A Câmara Municipal de Vila Viçosa pretende transformar o antigo posto da GNR de São Romão em habitação, no âmbito da estratégia municipal de aproveitamento do património público para dar resposta às necessidades habitacionais no concelho.
A intenção foi confirmada pelo presidente da Câmara Municipal de Vila Viçosa, Inácio Esperança, em declarações ao Jornal ODigital.pt, onde explicou que o edifício é propriedade do município e integra duas áreas distintas, uma afeta ao atendimento da GNR e outra correspondente à antiga casa de função.
Edifício será dividido em duas frações
Segundo o autarca, «o posto da GNR de São Romão é pertença do município, tem uma habitação que é uma casa de função e tem um posto da GNR». Atualmente, o imóvel encontra-se cedido ao Comando-Geral da GNR, mas já foi alcançado um entendimento que permite a separação dos espaços.
Inácio Esperança adiantou que foi possível chegar a acordo para que «a GNR possa dispensar o uso militar ou para segurança da parte da casa de função, que está completamente separada do posto, para que o município possa alugar ou afetar aquela casa para habitação».
Para concretizar este objetivo, o município avançou com a divisão do edifício em propriedade horizontal, criando duas frações autónomas: uma destinada ao posto da GNR e outra à habitação.

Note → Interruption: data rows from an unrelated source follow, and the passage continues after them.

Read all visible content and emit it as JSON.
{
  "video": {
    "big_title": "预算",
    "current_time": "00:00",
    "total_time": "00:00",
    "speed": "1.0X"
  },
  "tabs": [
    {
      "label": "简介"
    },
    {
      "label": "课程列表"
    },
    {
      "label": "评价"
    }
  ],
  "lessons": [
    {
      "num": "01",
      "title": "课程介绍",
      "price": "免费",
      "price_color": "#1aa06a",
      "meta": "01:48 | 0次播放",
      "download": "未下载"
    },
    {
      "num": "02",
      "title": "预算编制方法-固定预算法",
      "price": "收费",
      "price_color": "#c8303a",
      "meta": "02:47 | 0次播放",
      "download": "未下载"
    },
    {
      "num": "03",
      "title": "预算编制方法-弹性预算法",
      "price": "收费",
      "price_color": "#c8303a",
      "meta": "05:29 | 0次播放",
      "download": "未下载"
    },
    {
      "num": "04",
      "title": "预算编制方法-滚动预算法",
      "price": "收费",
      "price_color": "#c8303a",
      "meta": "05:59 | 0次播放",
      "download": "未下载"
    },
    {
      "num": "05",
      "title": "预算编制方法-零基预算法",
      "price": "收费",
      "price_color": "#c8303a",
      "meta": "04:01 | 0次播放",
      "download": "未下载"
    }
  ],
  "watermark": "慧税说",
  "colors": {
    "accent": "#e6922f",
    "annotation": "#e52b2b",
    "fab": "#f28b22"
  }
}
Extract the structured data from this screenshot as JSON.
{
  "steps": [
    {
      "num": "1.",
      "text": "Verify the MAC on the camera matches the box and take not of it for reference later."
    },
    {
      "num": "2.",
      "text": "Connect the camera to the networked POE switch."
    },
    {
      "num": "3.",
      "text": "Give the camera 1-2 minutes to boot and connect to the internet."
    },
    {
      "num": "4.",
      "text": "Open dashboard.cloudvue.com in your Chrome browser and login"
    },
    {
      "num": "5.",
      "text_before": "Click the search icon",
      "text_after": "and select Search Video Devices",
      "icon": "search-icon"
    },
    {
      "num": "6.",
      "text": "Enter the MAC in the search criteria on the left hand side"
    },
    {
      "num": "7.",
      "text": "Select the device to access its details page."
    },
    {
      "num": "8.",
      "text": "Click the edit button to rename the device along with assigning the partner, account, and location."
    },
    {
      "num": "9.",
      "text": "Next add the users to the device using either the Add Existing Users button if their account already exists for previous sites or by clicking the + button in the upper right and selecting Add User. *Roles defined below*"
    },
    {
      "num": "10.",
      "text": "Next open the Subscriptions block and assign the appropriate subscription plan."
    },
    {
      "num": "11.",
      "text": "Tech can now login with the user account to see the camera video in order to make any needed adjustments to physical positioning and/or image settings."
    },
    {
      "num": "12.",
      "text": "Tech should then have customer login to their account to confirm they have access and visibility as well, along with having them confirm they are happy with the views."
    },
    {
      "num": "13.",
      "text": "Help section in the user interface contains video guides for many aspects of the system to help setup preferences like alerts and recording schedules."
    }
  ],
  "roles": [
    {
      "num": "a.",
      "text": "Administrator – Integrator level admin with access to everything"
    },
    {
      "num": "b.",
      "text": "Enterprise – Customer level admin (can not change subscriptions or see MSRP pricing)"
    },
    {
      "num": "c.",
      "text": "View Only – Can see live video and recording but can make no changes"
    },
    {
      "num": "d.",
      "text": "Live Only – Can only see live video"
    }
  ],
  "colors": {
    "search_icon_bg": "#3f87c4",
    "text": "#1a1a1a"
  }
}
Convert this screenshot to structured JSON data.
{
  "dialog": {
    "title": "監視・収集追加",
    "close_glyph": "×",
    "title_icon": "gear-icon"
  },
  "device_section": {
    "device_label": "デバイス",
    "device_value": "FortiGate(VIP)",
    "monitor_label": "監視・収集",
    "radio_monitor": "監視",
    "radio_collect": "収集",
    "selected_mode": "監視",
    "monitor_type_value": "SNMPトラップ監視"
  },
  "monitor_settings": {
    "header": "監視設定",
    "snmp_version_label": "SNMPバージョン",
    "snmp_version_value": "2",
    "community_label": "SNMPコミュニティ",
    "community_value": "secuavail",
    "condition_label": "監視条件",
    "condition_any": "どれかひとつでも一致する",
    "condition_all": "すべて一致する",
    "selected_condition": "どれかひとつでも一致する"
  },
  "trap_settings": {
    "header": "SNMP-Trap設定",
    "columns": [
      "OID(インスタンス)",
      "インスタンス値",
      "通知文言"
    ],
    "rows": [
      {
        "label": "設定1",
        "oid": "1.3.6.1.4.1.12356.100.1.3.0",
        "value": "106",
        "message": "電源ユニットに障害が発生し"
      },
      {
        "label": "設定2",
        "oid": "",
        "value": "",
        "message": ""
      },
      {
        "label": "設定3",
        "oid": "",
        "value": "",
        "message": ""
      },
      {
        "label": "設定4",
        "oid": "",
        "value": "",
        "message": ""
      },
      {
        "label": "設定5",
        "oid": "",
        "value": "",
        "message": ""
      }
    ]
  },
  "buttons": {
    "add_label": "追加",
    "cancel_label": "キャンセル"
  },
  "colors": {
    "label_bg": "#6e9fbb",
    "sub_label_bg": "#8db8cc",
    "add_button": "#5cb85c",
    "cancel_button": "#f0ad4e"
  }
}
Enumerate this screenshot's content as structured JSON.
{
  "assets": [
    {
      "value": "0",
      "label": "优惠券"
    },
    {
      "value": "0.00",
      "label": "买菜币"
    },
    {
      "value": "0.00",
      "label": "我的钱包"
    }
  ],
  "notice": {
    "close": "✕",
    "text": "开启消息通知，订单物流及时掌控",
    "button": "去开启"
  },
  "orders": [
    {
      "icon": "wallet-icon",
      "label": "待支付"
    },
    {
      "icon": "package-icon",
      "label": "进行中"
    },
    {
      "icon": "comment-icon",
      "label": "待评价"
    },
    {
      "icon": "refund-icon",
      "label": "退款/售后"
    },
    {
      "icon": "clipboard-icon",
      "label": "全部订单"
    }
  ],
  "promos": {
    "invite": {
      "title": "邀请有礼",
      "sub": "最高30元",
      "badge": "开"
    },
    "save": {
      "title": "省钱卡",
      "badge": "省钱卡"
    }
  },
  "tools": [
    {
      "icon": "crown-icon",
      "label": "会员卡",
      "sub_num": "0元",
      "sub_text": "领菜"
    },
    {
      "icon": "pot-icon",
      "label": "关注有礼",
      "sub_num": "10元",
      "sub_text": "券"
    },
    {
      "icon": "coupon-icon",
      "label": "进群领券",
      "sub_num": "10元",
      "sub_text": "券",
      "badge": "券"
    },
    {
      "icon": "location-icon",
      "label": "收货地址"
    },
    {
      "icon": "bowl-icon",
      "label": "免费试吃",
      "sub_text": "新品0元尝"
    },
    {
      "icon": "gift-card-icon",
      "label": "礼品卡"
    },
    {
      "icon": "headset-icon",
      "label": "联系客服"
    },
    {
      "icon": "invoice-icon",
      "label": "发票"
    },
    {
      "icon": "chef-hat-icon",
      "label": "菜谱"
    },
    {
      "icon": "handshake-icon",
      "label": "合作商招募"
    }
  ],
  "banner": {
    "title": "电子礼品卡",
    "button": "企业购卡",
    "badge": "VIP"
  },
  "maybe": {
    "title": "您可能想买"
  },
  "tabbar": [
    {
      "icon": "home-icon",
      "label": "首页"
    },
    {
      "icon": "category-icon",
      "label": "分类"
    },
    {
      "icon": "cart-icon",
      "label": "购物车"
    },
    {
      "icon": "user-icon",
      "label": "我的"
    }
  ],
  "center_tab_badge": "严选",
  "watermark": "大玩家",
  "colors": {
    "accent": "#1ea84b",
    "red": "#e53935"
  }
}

Processo administrativo já aprovado em reunião de Câmara
O presidente da autarquia explicou que o processo já foi aprovado em reunião de Câmara e inclui a retificação de áreas do imóvel. «Havia diferenças mínimas de áreas, porque os projetos eram antigos e a execução não foi feita exatamente como estava na planta», referiu.
Após a aprovação municipal, o procedimento segue agora para comunicação à Autoridade Tributária e para registo das duas frações, passo necessário para solicitar formalmente à GNR a dispensa da casa de função.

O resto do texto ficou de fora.